Simon Peter wrote, “Praise be to the God and Father of our Lord Jesus Christ! In his great mercy, he has given us new birth into a living hope through the resurrection of Jesus Christ from the dead and into an inheritance that can never perish, spoil, or fade. This inheritance is kept in heaven for you, who through faith are shielded by God’s power until the coming of the salvation that is ready to be revealed in the last time” (1 Peter 1:3-5).

The good news is there is life after death.  Jesus told the penitent thief dying on the cross, “Today you will be with me in paradise.”  The Bible assures us, “To be absent from the body is to be present with the Lord.”  Just as a hand is removed from a glove, so the spirit departs from the body and slips into a new spiritual dimension with the Lord.  The glove still has the form of the hand but is not the hand.  The body that remains is not the person but the worn-out garment that has been cast aside.

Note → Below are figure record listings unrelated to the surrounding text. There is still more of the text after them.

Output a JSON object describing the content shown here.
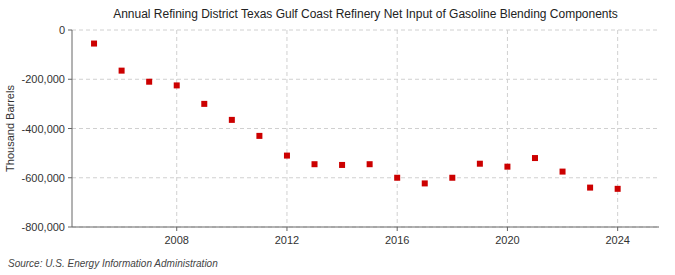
{
  "chart_data": {
    "type": "scatter",
    "title": "Annual Refining District Texas Gulf Coast Refinery Net Input of Gasoline Blending Components",
    "y_label": "Thousand Barrels",
    "source": "Source: U.S. Energy Information Administration",
    "x": [
      2005,
      2006,
      2007,
      2008,
      2009,
      2010,
      2011,
      2012,
      2013,
      2014,
      2015,
      2016,
      2017,
      2018,
      2019,
      2020,
      2021,
      2022,
      2023,
      2024
    ],
    "values": [
      -55000,
      -165000,
      -210000,
      -225000,
      -300000,
      -365000,
      -430000,
      -510000,
      -545000,
      -548000,
      -545000,
      -600000,
      -623000,
      -600000,
      -543000,
      -555000,
      -520000,
      -575000,
      -640000,
      -645000
    ],
    "color": "#cc0000",
    "marker": "square",
    "xlim": [
      2004.2,
      2025.5
    ],
    "xticks": [
      2008,
      2012,
      2016,
      2020,
      2024
    ],
    "ylim": [
      -800000,
      0
    ],
    "yticks": [
      0,
      {
        "value": -200000,
        "label": "-200,000"
      },
      {
        "value": -400000,
        "label": "-400,000"
      },
      {
        "value": -600000,
        "label": "-600,000"
      },
      {
        "value": -800000,
        "label": "-800,000"
      }
    ],
    "grid": true
  }
}
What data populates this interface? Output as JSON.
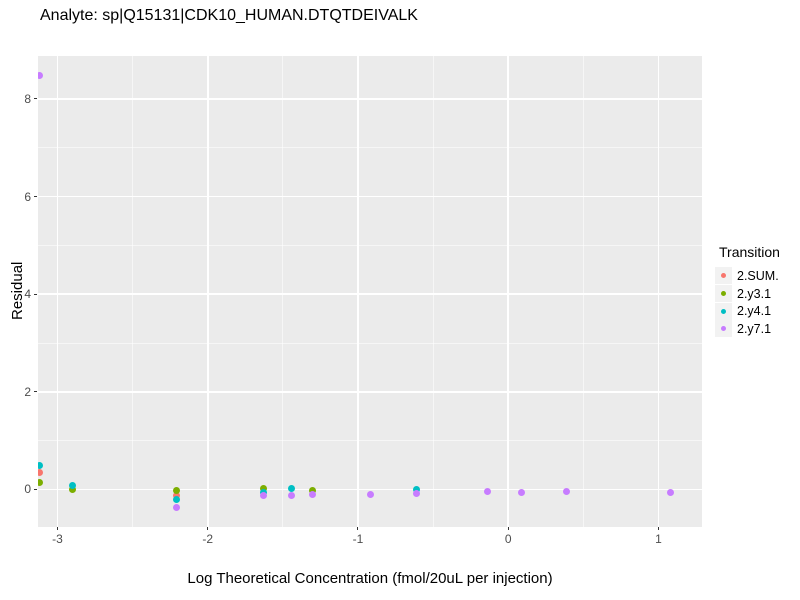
{
  "colors": {
    "panel_background": "#EBEBEB",
    "gridline": "#FFFFFF",
    "legend_key_background": "#F2F2F2",
    "tick_label": "#4D4D4D",
    "text": "#000000"
  },
  "chart_data": {
    "type": "scatter",
    "title": "Analyte: sp|Q15131|CDK10_HUMAN.DTQTDEIVALK",
    "xlabel": "Log Theoretical Concentration (fmol/20uL per injection)",
    "ylabel": "Residual",
    "xlim": [
      -3.13,
      1.29
    ],
    "ylim": [
      -0.77,
      8.88
    ],
    "x_ticks": [
      "-3",
      "-2",
      "-1",
      "0",
      "1"
    ],
    "x_tick_values": [
      -3,
      -2,
      -1,
      0,
      1
    ],
    "y_ticks": [
      "0",
      "2",
      "4",
      "6",
      "8"
    ],
    "y_tick_values": [
      0,
      2,
      4,
      6,
      8
    ],
    "x_minor_values": [
      -2.5,
      -1.5,
      -0.5,
      0.5
    ],
    "y_minor_values": [
      1,
      3,
      5,
      7
    ],
    "grid": true,
    "legend_title": "Transition",
    "legend_position": "right",
    "series": [
      {
        "name": "2.SUM.",
        "color": "#F8766D",
        "points": [
          [
            -3.12,
            0.35
          ],
          [
            -2.21,
            -0.12
          ]
        ]
      },
      {
        "name": "2.y3.1",
        "color": "#7CAE00",
        "points": [
          [
            -3.12,
            0.14
          ],
          [
            -2.9,
            0.0
          ],
          [
            -2.21,
            -0.03
          ],
          [
            -1.63,
            0.01
          ],
          [
            -1.3,
            -0.02
          ]
        ]
      },
      {
        "name": "2.y4.1",
        "color": "#00BFC4",
        "points": [
          [
            -3.12,
            0.5
          ],
          [
            -2.9,
            0.09
          ],
          [
            -2.21,
            -0.21
          ],
          [
            -1.63,
            -0.07
          ],
          [
            -1.44,
            0.01
          ],
          [
            -0.61,
            -0.01
          ]
        ]
      },
      {
        "name": "2.y7.1",
        "color": "#C77CFF",
        "points": [
          [
            -3.12,
            8.49
          ],
          [
            -2.21,
            -0.38
          ],
          [
            -1.63,
            -0.13
          ],
          [
            -1.44,
            -0.13
          ],
          [
            -1.3,
            -0.1
          ],
          [
            -0.92,
            -0.1
          ],
          [
            -0.61,
            -0.08
          ],
          [
            -0.14,
            -0.05
          ],
          [
            0.09,
            -0.06
          ],
          [
            0.39,
            -0.05
          ],
          [
            1.08,
            -0.06
          ]
        ]
      }
    ]
  }
}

The sobering news is not everyone goes to heaven when they die.  In fact, Jesus warned, “Many are called, but few are chosen.”  The New Testament makes it clear that good people don’t go to heaven.  Forgiven people do.  “…for all have sinned and fallen short of the glory of God” (Romans 3:23).  “There is no one righteous, not even one” (Romans 3:10).  “For the wages of sin is death, but the gift of God is eternal life through Jesus Christ our Lord” (Romans 6:23).

I trust Hank Aaron is in heaven today.  However, only God can decide that.  The Bible makes it clear that heaven is not awarded to those who are famous athletes or gracious people.  Heaven is granted to those who are forgiven of their sins because they have placed their faith in Christ.  “For it is by grace you have been saved, through faith—and this is not from yourselves, it is the gift of God— not by works, so that no one can boast” (Ephesians 2:8-9). 

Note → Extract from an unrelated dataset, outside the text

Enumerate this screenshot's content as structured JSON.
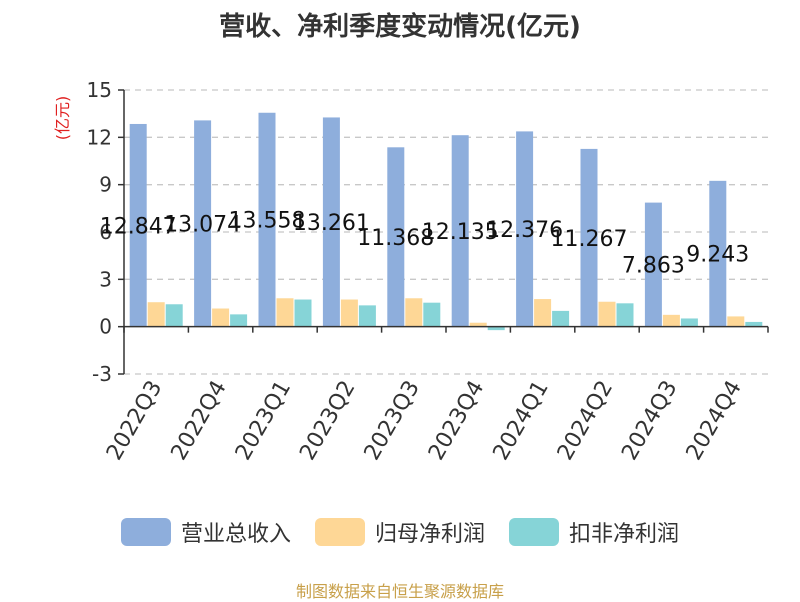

Following His resurrection, Jesus commissioned His disciples, “Go into all the world and preach the gospel to all creation.  Whoever believes and is baptized will be saved, but whoever does not believe will be condemned” (Mark 16:15-16). 

Dr. Norman Vincent Peale once compared dying to a birth.  He imagined a baby in the mother’s womb, saying, “I don’t want to leave here.   I’m warm, loved, and happy.  I’m safe, comfortable, and secure. I don’t want to be born.”  But immediately after being delivered, if the baby could talk, it would say, “How silly I was!  Look at the deeper relationship I have with my mother.  Look at the new beauty I can see!  Look at the new freedoms I enjoy.   I was wrong to be afraid.  This is better than I imagined!”

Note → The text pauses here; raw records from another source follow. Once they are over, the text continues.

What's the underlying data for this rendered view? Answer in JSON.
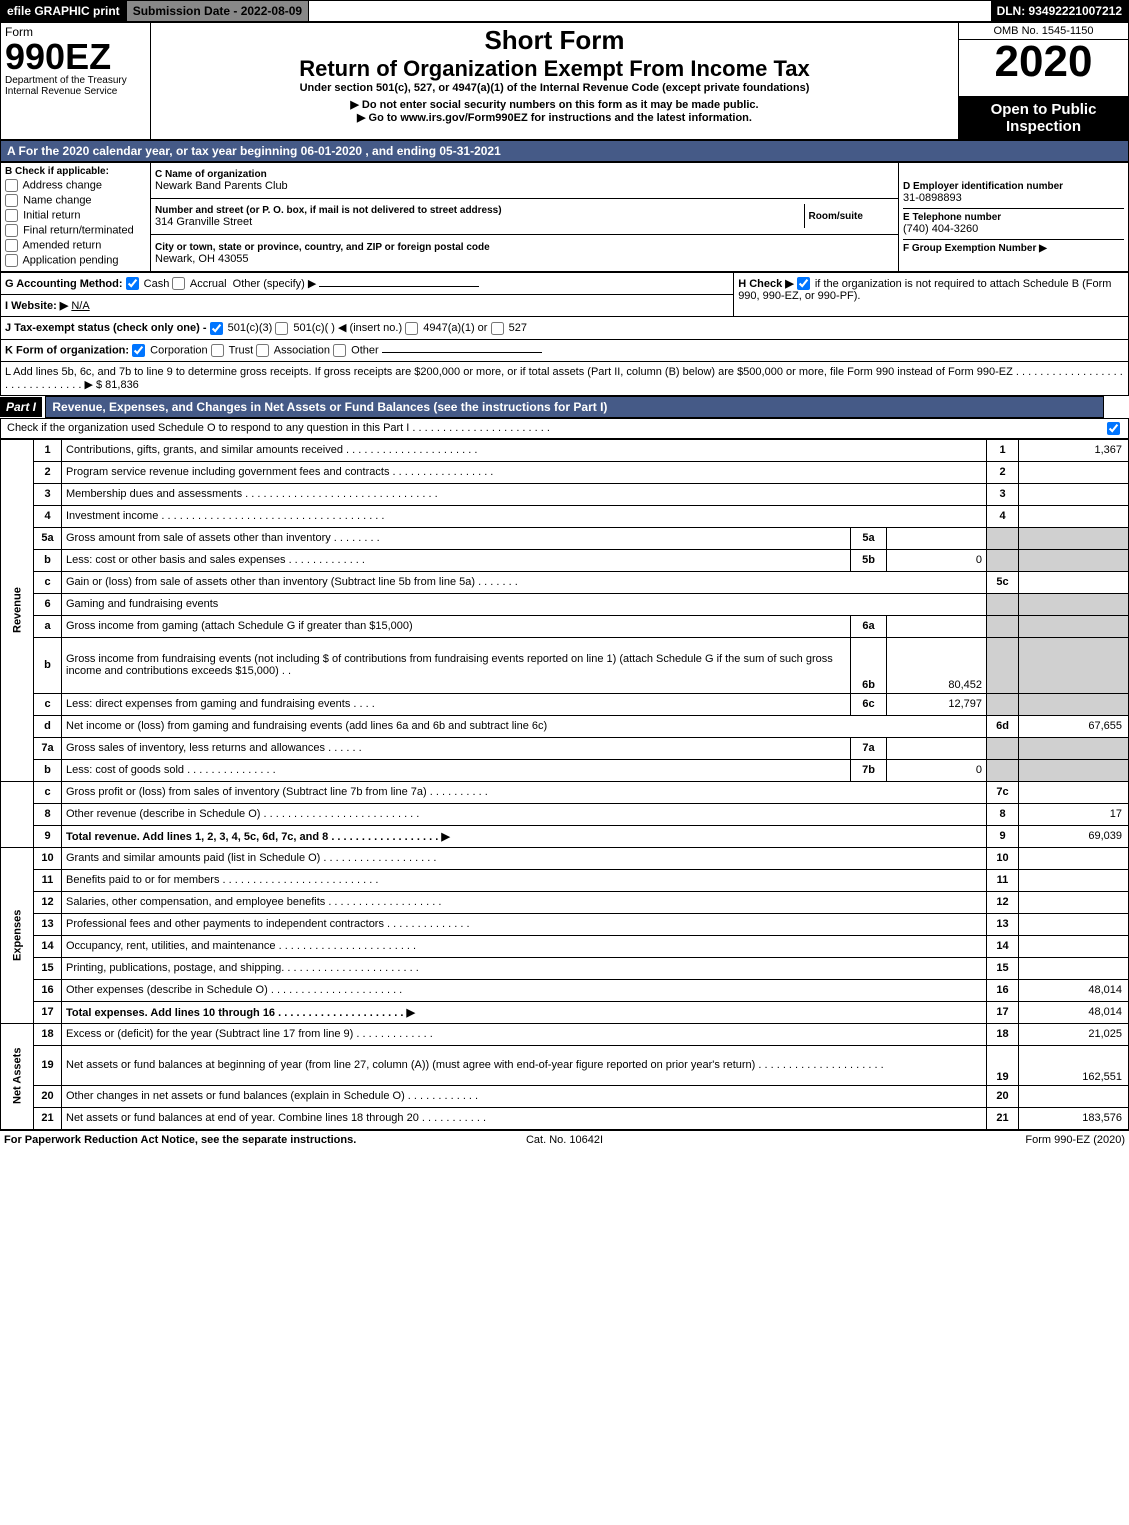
{
  "topbar": {
    "efile": "efile GRAPHIC print",
    "submission": "Submission Date - 2022-08-09",
    "dln": "DLN: 93492221007212"
  },
  "header": {
    "form_word": "Form",
    "form_no": "990EZ",
    "dept": "Department of the Treasury",
    "irs": "Internal Revenue Service",
    "short": "Short Form",
    "title": "Return of Organization Exempt From Income Tax",
    "under": "Under section 501(c), 527, or 4947(a)(1) of the Internal Revenue Code (except private foundations)",
    "warn1": "▶ Do not enter social security numbers on this form as it may be made public.",
    "warn2": "▶ Go to www.irs.gov/Form990EZ for instructions and the latest information.",
    "omb": "OMB No. 1545-1150",
    "year": "2020",
    "open": "Open to Public Inspection"
  },
  "lineA": "A For the 2020 calendar year, or tax year beginning 06-01-2020 , and ending 05-31-2021",
  "boxB": {
    "title": "B Check if applicable:",
    "opts": [
      "Address change",
      "Name change",
      "Initial return",
      "Final return/terminated",
      "Amended return",
      "Application pending"
    ]
  },
  "boxC": {
    "lbl": "C Name of organization",
    "name": "Newark Band Parents Club",
    "street_lbl": "Number and street (or P. O. box, if mail is not delivered to street address)",
    "street": "314 Granville Street",
    "room_lbl": "Room/suite",
    "city_lbl": "City or town, state or province, country, and ZIP or foreign postal code",
    "city": "Newark, OH  43055"
  },
  "boxD": {
    "lbl": "D Employer identification number",
    "val": "31-0898893"
  },
  "boxE": {
    "lbl": "E Telephone number",
    "val": "(740) 404-3260"
  },
  "boxF": {
    "lbl": "F Group Exemption Number  ▶"
  },
  "boxG": {
    "lbl": "G Accounting Method:",
    "cash": "Cash",
    "accrual": "Accrual",
    "other": "Other (specify) ▶"
  },
  "boxH": {
    "lbl": "H Check ▶",
    "txt": "if the organization is not required to attach Schedule B (Form 990, 990-EZ, or 990-PF)."
  },
  "boxI": {
    "lbl": "I Website: ▶",
    "val": "N/A"
  },
  "boxJ": {
    "lbl": "J Tax-exempt status (check only one) -",
    "o1": "501(c)(3)",
    "o2": "501(c)(  ) ◀ (insert no.)",
    "o3": "4947(a)(1) or",
    "o4": "527"
  },
  "boxK": {
    "lbl": "K Form of organization:",
    "o1": "Corporation",
    "o2": "Trust",
    "o3": "Association",
    "o4": "Other"
  },
  "lineL": {
    "txt": "L Add lines 5b, 6c, and 7b to line 9 to determine gross receipts. If gross receipts are $200,000 or more, or if total assets (Part II, column (B) below) are $500,000 or more, file Form 990 instead of Form 990-EZ . . . . . . . . . . . . . . . . . . . . . . . . . . . . . . . ▶",
    "val": "$ 81,836"
  },
  "part1": {
    "bar": "Part I",
    "desc": "Revenue, Expenses, and Changes in Net Assets or Fund Balances (see the instructions for Part I)",
    "checkline": "Check if the organization used Schedule O to respond to any question in this Part I . . . . . . . . . . . . . . . . . . . . . . ."
  },
  "revenue_label": "Revenue",
  "expenses_label": "Expenses",
  "netassets_label": "Net Assets",
  "rows": {
    "r1": {
      "n": "1",
      "t": "Contributions, gifts, grants, and similar amounts received . . . . . . . . . . . . . . . . . . . . . .",
      "rn": "1",
      "v": "1,367"
    },
    "r2": {
      "n": "2",
      "t": "Program service revenue including government fees and contracts . . . . . . . . . . . . . . . . .",
      "rn": "2",
      "v": ""
    },
    "r3": {
      "n": "3",
      "t": "Membership dues and assessments . . . . . . . . . . . . . . . . . . . . . . . . . . . . . . . .",
      "rn": "3",
      "v": ""
    },
    "r4": {
      "n": "4",
      "t": "Investment income . . . . . . . . . . . . . . . . . . . . . . . . . . . . . . . . . . . . .",
      "rn": "4",
      "v": ""
    },
    "r5a": {
      "n": "5a",
      "t": "Gross amount from sale of assets other than inventory . . . . . . . .",
      "sn": "5a",
      "sv": ""
    },
    "r5b": {
      "n": "b",
      "t": "Less: cost or other basis and sales expenses . . . . . . . . . . . . .",
      "sn": "5b",
      "sv": "0"
    },
    "r5c": {
      "n": "c",
      "t": "Gain or (loss) from sale of assets other than inventory (Subtract line 5b from line 5a) . . . . . . .",
      "rn": "5c",
      "v": ""
    },
    "r6": {
      "n": "6",
      "t": "Gaming and fundraising events"
    },
    "r6a": {
      "n": "a",
      "t": "Gross income from gaming (attach Schedule G if greater than $15,000)",
      "sn": "6a",
      "sv": ""
    },
    "r6b": {
      "n": "b",
      "t": "Gross income from fundraising events (not including $                    of contributions from fundraising events reported on line 1) (attach Schedule G if the sum of such gross income and contributions exceeds $15,000)   . .",
      "sn": "6b",
      "sv": "80,452"
    },
    "r6c": {
      "n": "c",
      "t": "Less: direct expenses from gaming and fundraising events   . . . .",
      "sn": "6c",
      "sv": "12,797"
    },
    "r6d": {
      "n": "d",
      "t": "Net income or (loss) from gaming and fundraising events (add lines 6a and 6b and subtract line 6c)",
      "rn": "6d",
      "v": "67,655"
    },
    "r7a": {
      "n": "7a",
      "t": "Gross sales of inventory, less returns and allowances . . . . . .",
      "sn": "7a",
      "sv": ""
    },
    "r7b": {
      "n": "b",
      "t": "Less: cost of goods sold     . . . . . . . . . . . . . . .",
      "sn": "7b",
      "sv": "0"
    },
    "r7c": {
      "n": "c",
      "t": "Gross profit or (loss) from sales of inventory (Subtract line 7b from line 7a) . . . . . . . . . .",
      "rn": "7c",
      "v": ""
    },
    "r8": {
      "n": "8",
      "t": "Other revenue (describe in Schedule O) . . . . . . . . . . . . . . . . . . . . . . . . . .",
      "rn": "8",
      "v": "17"
    },
    "r9": {
      "n": "9",
      "t": "Total revenue. Add lines 1, 2, 3, 4, 5c, 6d, 7c, and 8  . . . . . . . . . . . . . . . . . .   ▶",
      "rn": "9",
      "v": "69,039"
    },
    "r10": {
      "n": "10",
      "t": "Grants and similar amounts paid (list in Schedule O) . . . . . . . . . . . . . . . . . . .",
      "rn": "10",
      "v": ""
    },
    "r11": {
      "n": "11",
      "t": "Benefits paid to or for members    . . . . . . . . . . . . . . . . . . . . . . . . . .",
      "rn": "11",
      "v": ""
    },
    "r12": {
      "n": "12",
      "t": "Salaries, other compensation, and employee benefits . . . . . . . . . . . . . . . . . . .",
      "rn": "12",
      "v": ""
    },
    "r13": {
      "n": "13",
      "t": "Professional fees and other payments to independent contractors . . . . . . . . . . . . . .",
      "rn": "13",
      "v": ""
    },
    "r14": {
      "n": "14",
      "t": "Occupancy, rent, utilities, and maintenance . . . . . . . . . . . . . . . . . . . . . . .",
      "rn": "14",
      "v": ""
    },
    "r15": {
      "n": "15",
      "t": "Printing, publications, postage, and shipping. . . . . . . . . . . . . . . . . . . . . . .",
      "rn": "15",
      "v": ""
    },
    "r16": {
      "n": "16",
      "t": "Other expenses (describe in Schedule O)    . . . . . . . . . . . . . . . . . . . . . .",
      "rn": "16",
      "v": "48,014"
    },
    "r17": {
      "n": "17",
      "t": "Total expenses. Add lines 10 through 16     . . . . . . . . . . . . . . . . . . . . .   ▶",
      "rn": "17",
      "v": "48,014"
    },
    "r18": {
      "n": "18",
      "t": "Excess or (deficit) for the year (Subtract line 17 from line 9)       . . . . . . . . . . . . .",
      "rn": "18",
      "v": "21,025"
    },
    "r19": {
      "n": "19",
      "t": "Net assets or fund balances at beginning of year (from line 27, column (A)) (must agree with end-of-year figure reported on prior year's return) . . . . . . . . . . . . . . . . . . . . .",
      "rn": "19",
      "v": "162,551"
    },
    "r20": {
      "n": "20",
      "t": "Other changes in net assets or fund balances (explain in Schedule O) . . . . . . . . . . . .",
      "rn": "20",
      "v": ""
    },
    "r21": {
      "n": "21",
      "t": "Net assets or fund balances at end of year. Combine lines 18 through 20 . . . . . . . . . . .",
      "rn": "21",
      "v": "183,576"
    }
  },
  "footer": {
    "l": "For Paperwork Reduction Act Notice, see the separate instructions.",
    "c": "Cat. No. 10642I",
    "r": "Form 990-EZ (2020)"
  },
  "colors": {
    "barblue": "#455a87",
    "shade": "#d0d0d0"
  }
}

When we are confined to the womb of this world, limited by time and space, we are inclined to say, “I don’t want to die.  I like it here.  I’m safe, comfortable, secure, loved.”  But immediately after dying, I’m confident we will say, That was so silly!  Look at the deeper relationship I have with my Creator.  Look at the new beauty I can see, the new freedoms I enjoy, the transformed body I now have! This is even better than I imagined.

Solomon once wrote, “…the day of death is better than the day of birth” (Ecclesiastes 7:1).  The Bible says, “Eye has not seen, nor ear heard, Nor have entered into the heart of man The things which God has prepared for those who love Him.”  (1 Cor. 2:9 NKJV)

From all indications, Hank Aaron put his trust in Christ and claimed Jesus’ promise in John 3:16: “For God so loved  that he gave his one and only Son, that whoever believes in him shall not perish but have eternal life.”  Have you?